Danisco is a technology-driven organization, with strong research and application development capabilities. The company has specialty food ingredients, including enablers, cultures and sweeteners that generate about 65% of total sales; and Genencor, its enzymes division, represents 35% of total sales. Danisco and DuPont are already joint venture partners in the development of cellulosic ethanol technology (for more on this, see DuPont, Danisco JV breaks ground for biofuels facility and Bioalcoholic fuels). Danisco has nearly 7,000 employees globally with operations in 23 countries.

“Danisco is a premier company, a long-time successful partner of DuPont and a proven innovator committed to sustainable growth,” said DuPont chair and CEO Ellen Kullman. “Danisco has attractive, market-driven science businesses that offer clear synergies with DuPont Nutrition & Health and Applied BioSciences.”
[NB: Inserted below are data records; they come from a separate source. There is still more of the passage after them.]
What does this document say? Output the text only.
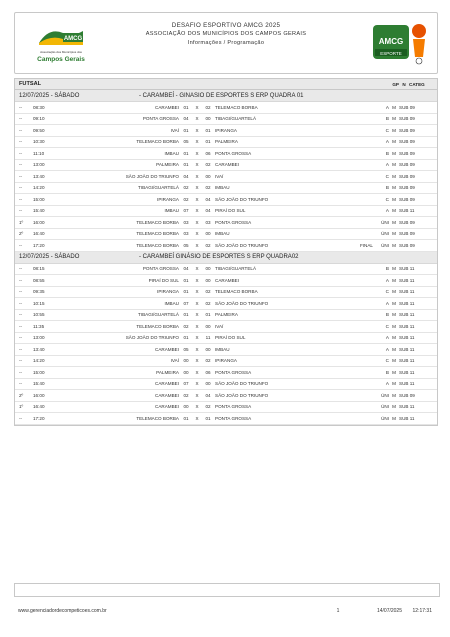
AMCG
Associação dos Municípios dos
Campos Gerais
DESAFIO ESPORTIVO AMCG 2025
ASSOCIAÇÃO DOS MUNICÍPIOS DOS CAMPOS GERAIS
Informações / Programação	AMCG
ESPORTE
FUTSAL	GP N CATEG
12/07/2025 - SÁBADO	- CARAMBEÍ - GINASIO DE ESPORTES S ERP QUADRA 01
--	08:30	CARAMBEI 01	X	02 TELEMACO BORBA	A M SUB 09
--	09:10	PONTA GROSSA 04	X	00 TIBAGI/GUARTELÁ	B M SUB 09
--	09:50	IVAÍ 01	X	01 IPIRANGA	C M SUB 09
--	10:30	TELEMACO BORBA 05	X	01 PALMEIRA	A M SUB 09
--	11:10	IMBAU 01	X	06 PONTA GROSSA	B M SUB 09
--	13:00	PALMEIRA 01	X	02 CARAMBEI	A M SUB 09
--	13:40	SÃO JOÃO DO TRIUNFO 04	X	00 IVAÍ	C M SUB 09
--	14:20	TIBAGI/GUARTELÁ 02	X	02 IMBAU	B M SUB 09
--	15:00	IPIRANGA 02	X	04 SÃO JOÃO DO TRIUNFO	C M SUB 09
--	15:40	IMBAU 07	X	04 PIRAÍ DO SUL	A M SUB 11
1º	16:00	TELEMACO BORBA 03	X	03 PONTA GROSSA	ÚNI M SUB 09
2º	16:40	TELEMACO BORBA 03	X	00 IMBAU	ÚNI M SUB 09
--	17:20	TELEMACO BORBA 05	X	02 SÃO JOÃO DO TRIUNFO	FINAL	ÚNI M SUB 09
12/07/2025 - SÁBADO	- CARAMBEÍ GINÁSIO DE ESPORTES S ERP QUADRA02
--	08:15	PONTA GROSSA 04	X	00 TIBAGI/GUARTELÁ	B M SUB 11
--	08:55	PIRAÍ DO SUL 01	X	00 CARAMBEI	A M SUB 11
--	09:35	IPIRANGA 01	X	02 TELEMACO BORBA	C M SUB 11
--	10:15	IMBAU 07	X	02 SÃO JOÃO DO TRIUNFO	A M SUB 11
--	10:55	TIBAGI/GUARTELÁ 01	X	01 PALMEIRA	B M SUB 11
--	11:35	TELEMACO BORBA 02	X	00 IVAÍ	C M SUB 11
--	13:00	SÃO JOÃO DO TRIUNFO 01	X	11	PIRAÍ DO SUL	A M SUB 11
--	13:40	CARAMBEI 05	X	00 IMBAU	A M SUB 11
--	14:20	IVAÍ 00	X	02 IPIRANGA	C M SUB 11
--	15:00	PALMEIRA 00	X	06 PONTA GROSSA	B M SUB 11
--	15:40	CARAMBEI 07	X	00 SÃO JOÃO DO TRIUNFO	A M SUB 11
2º	16:00	CARAMBEI 02	X	04 SÃO JOÃO DO TRIUNFO	ÚNI M SUB 09
1º	16:40	CARAMBEI 00	X	02 PONTA GROSSA	ÚNI M SUB 11
--	17:20	TELEMACO BORBA 01	X	01 PONTA GROSSA	ÚNI M SUB 11
www.gerenciadordecompeticoes.com.br	1	14/07/2025	12:17:31
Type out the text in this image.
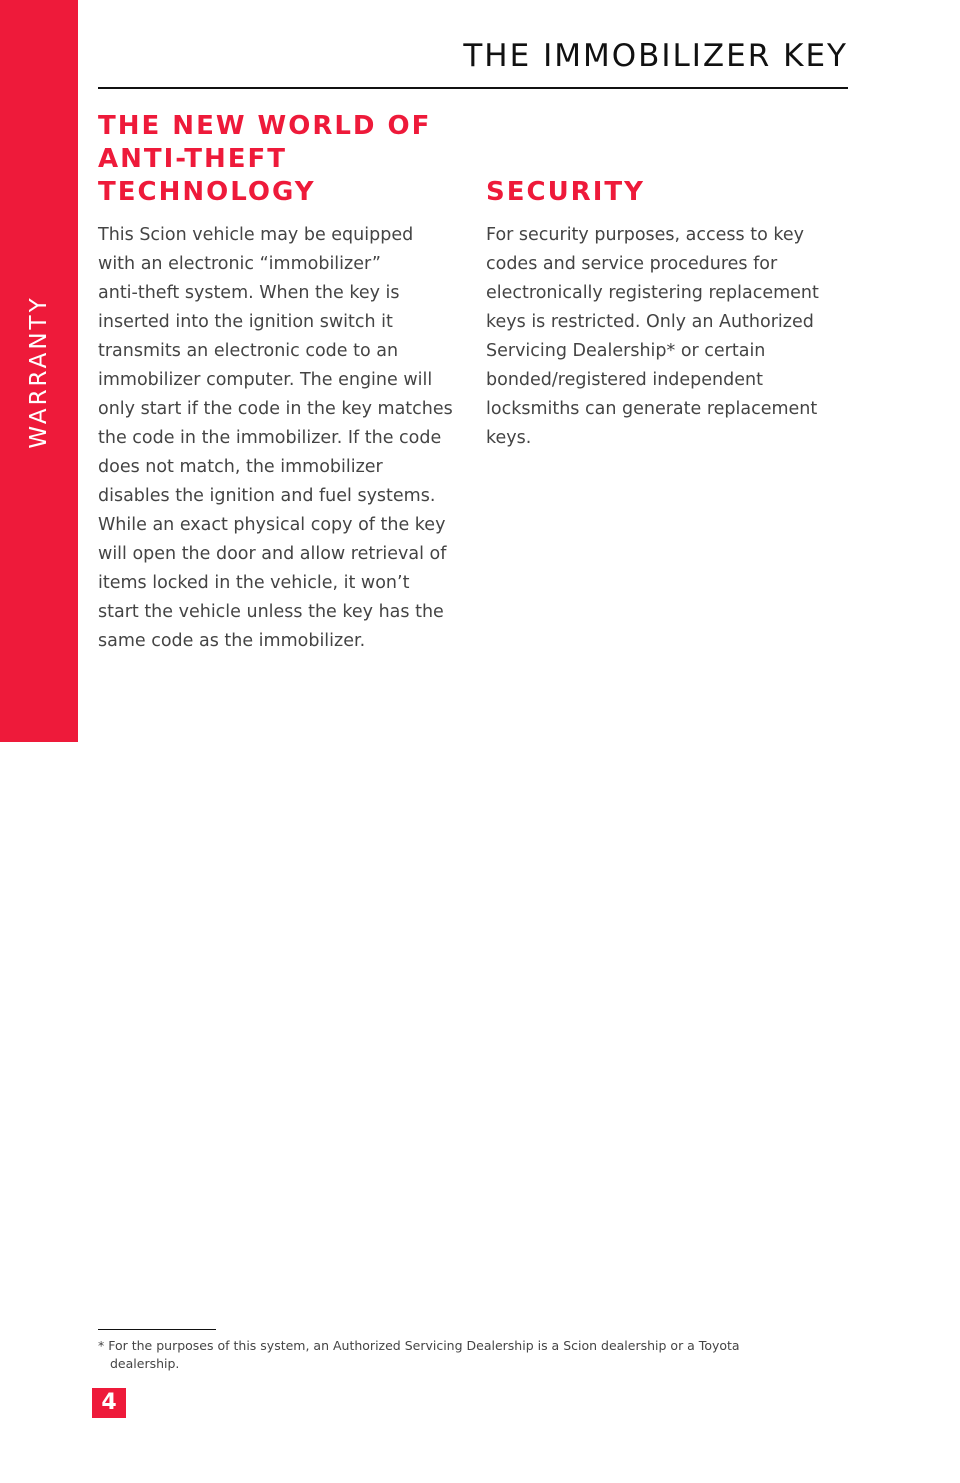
WARRANTY
THE IMMOBILIZER KEY
THE NEW WORLD OF
ANTI-THEFT
TECHNOLOGY
This Scion vehicle may be equipped
with an electronic “immobilizer”
anti-theft system. When the key is
inserted into the ignition switch it
transmits an electronic code to an
immobilizer computer. The engine will
only start if the code in the key matches
the code in the immobilizer. If the code
does not match, the immobilizer
disables the ignition and fuel systems.
While an exact physical copy of the key
will open the door and allow retrieval of
items locked in the vehicle, it won’t
start the vehicle unless the key has the
same code as the immobilizer.
SECURITY
For security purposes, access to key
codes and service procedures for
electronically registering replacement
keys is restricted. Only an Authorized
Servicing Dealership* or certain
bonded/registered independent
locksmiths can generate replacement
keys.
* For the purposes of this system, an Authorized Servicing Dealership is a Scion dealership or a Toyota
dealership.
4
The acquisition is expected to be financed with about $3 billion in existing cash and the remainder in debt. The transaction is expected to close early in the second quarter and be cash and earnings accretive in 2012, the first full year of the combined entity.The acquisition is to be effected through a public tender offer by a subsidiary of DuPont for all of Danisco’s outstanding shares at a price of DKK 665 in cash per share. Danisco has stated its intention to recommend the offer to its shareholders subject to and upon publication of the Offer Document relating to the tender offer following review by the Danish Financial Supervisory Authority. The transaction is subject to customary closing conditions, including certain regulatory approvals and the tender of more than 90% of the Danisco shares in the tender offer. DuPont has the right to waive such tender offer conditions and accept a lesser number of shares in certain cases.